For smaller Youtubers (LTT is a very large channel) the gap between AdSense and in-video tends to be wider. I don't have hard data on this but it's the result of talking to several youtubers in person. If someone has the data, it would be cool to share it here.

Don't ignore the fact that ads also pay for video hosting resources which, for some reason, your source completely ignored.
How much would I have to pay to replace the revenue that a content creater would get from my eyeball traffic on YouTube? From what I'm reading it's less than a penny per video. I send about $30/mo to Patreon, that's enough for what, 3000 videos? I watch YouTube way too much, but I don't watch it that much.

Realistically I should be aiming to replace Google's revenue for my eyeball traffic, because that covers all of the costs as well.
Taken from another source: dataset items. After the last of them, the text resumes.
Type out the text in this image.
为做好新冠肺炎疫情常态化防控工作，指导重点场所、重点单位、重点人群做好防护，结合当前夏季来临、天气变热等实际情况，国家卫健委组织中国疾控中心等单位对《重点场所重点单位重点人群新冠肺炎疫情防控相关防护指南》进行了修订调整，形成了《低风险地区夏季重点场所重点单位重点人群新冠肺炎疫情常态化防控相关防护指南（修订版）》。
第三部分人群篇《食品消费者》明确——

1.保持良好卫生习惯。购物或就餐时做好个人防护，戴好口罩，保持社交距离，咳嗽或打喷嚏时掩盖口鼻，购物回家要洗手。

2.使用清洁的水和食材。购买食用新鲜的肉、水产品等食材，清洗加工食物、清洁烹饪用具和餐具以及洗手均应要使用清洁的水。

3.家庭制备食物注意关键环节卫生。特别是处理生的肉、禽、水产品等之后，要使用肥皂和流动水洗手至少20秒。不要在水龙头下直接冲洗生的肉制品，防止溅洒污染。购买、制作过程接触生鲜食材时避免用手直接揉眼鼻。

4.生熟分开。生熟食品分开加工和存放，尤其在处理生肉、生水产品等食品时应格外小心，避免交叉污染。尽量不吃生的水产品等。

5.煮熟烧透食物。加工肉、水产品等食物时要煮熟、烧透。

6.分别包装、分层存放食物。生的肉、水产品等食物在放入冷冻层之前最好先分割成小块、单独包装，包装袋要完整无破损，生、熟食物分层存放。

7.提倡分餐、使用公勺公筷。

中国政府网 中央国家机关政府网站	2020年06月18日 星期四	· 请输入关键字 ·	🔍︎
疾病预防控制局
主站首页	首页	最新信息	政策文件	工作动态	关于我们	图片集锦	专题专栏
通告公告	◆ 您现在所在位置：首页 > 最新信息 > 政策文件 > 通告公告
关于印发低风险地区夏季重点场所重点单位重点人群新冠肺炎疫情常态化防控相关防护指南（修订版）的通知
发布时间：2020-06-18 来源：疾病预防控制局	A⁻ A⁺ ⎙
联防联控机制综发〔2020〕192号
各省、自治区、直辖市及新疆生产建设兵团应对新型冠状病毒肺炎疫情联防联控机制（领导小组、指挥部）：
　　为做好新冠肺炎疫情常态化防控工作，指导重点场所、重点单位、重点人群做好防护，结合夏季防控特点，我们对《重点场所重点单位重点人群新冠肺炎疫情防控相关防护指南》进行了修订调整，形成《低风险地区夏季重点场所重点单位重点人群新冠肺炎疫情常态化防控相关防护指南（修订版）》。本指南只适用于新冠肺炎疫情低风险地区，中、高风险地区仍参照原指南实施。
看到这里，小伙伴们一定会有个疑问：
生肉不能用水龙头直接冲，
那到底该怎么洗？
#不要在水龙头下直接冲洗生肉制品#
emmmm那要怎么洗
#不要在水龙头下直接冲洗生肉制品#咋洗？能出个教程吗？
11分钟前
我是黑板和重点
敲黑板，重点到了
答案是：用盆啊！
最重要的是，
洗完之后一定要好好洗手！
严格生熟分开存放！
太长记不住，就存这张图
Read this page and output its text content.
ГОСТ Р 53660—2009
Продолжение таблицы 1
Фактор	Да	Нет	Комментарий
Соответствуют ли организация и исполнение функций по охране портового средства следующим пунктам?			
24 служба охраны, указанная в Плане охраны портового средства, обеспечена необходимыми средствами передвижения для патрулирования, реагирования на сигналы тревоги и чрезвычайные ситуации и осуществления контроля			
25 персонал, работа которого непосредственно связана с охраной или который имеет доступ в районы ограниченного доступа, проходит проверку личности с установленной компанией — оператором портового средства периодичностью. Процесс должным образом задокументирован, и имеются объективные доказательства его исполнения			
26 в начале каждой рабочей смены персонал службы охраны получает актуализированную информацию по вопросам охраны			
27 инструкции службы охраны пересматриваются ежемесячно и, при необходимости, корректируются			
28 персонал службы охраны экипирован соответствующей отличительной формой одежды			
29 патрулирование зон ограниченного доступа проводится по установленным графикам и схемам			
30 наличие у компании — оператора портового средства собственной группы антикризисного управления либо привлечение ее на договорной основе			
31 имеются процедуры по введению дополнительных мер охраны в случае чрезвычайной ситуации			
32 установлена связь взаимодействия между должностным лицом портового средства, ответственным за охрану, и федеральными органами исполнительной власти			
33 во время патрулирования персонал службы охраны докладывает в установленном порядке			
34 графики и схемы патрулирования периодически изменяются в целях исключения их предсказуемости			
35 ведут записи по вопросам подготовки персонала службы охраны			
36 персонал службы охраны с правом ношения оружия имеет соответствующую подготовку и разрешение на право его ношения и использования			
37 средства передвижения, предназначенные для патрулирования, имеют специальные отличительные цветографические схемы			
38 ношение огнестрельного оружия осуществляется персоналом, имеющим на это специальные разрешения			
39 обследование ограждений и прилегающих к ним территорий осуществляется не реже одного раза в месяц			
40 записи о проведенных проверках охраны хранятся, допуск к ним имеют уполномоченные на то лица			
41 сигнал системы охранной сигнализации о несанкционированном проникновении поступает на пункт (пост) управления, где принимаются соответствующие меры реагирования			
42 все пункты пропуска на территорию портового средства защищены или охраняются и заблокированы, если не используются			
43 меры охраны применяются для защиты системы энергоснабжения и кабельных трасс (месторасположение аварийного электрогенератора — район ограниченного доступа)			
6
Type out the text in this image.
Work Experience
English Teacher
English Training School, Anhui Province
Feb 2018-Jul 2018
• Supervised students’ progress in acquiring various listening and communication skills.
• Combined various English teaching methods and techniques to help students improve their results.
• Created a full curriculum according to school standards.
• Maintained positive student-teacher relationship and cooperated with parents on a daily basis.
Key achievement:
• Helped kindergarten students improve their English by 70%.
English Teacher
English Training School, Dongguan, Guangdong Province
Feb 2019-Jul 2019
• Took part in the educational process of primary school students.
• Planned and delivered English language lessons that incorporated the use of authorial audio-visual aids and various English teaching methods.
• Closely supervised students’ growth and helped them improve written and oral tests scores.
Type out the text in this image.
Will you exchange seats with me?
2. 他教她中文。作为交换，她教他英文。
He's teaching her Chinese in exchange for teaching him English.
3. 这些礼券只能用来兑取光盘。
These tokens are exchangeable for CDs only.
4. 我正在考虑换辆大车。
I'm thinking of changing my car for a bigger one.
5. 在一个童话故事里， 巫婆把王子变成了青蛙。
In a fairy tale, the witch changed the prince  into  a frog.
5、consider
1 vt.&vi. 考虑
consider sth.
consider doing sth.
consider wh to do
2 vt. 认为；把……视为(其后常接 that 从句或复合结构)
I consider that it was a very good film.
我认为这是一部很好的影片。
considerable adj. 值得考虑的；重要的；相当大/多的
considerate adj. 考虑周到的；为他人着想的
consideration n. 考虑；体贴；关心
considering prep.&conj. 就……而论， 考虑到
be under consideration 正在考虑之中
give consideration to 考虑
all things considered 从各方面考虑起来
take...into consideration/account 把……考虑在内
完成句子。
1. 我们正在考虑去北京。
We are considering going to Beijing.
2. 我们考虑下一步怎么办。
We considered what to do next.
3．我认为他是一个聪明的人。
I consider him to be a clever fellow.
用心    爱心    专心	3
Still seems very doable.

It would be nice if Patreon partnered up with them and handled the transactions.

Realistically, every PeerTube viewer would also need to pay for the thousands or more viewers any creator will lose by forcing viewers to pay money and by moving to a niche platform with worse UX and no serious discovery.
That really puts it into perspective. If we each chipped in one penny per video we could replace advertisements for everyone. At least in terms of supporting the content creators.
How many videos do you watch per day? If you're anything like me, i at least skim through 100 videos a day. Likely more, depending on my free time and interest.

That's like 1-2 dollars worth of 'penny' donations per day. I'm not sure i would be willing to pay that, esp. if for videos that i'm only mildly interested in, and would not have gone to watch if it weren't free.

Most people probably don't skim through 100 videos per day.

I doubt I skim through even 10 video a day. I think people like myself are more likely the norm than the exception.

A common "digital fallacy" people make is assuming 'everyone' uses a site like they use it. Most people don't.

If all of that made-for-youtube-income ad supported shit would go away youtube would get better, not worse. I wished I could block the lot of it.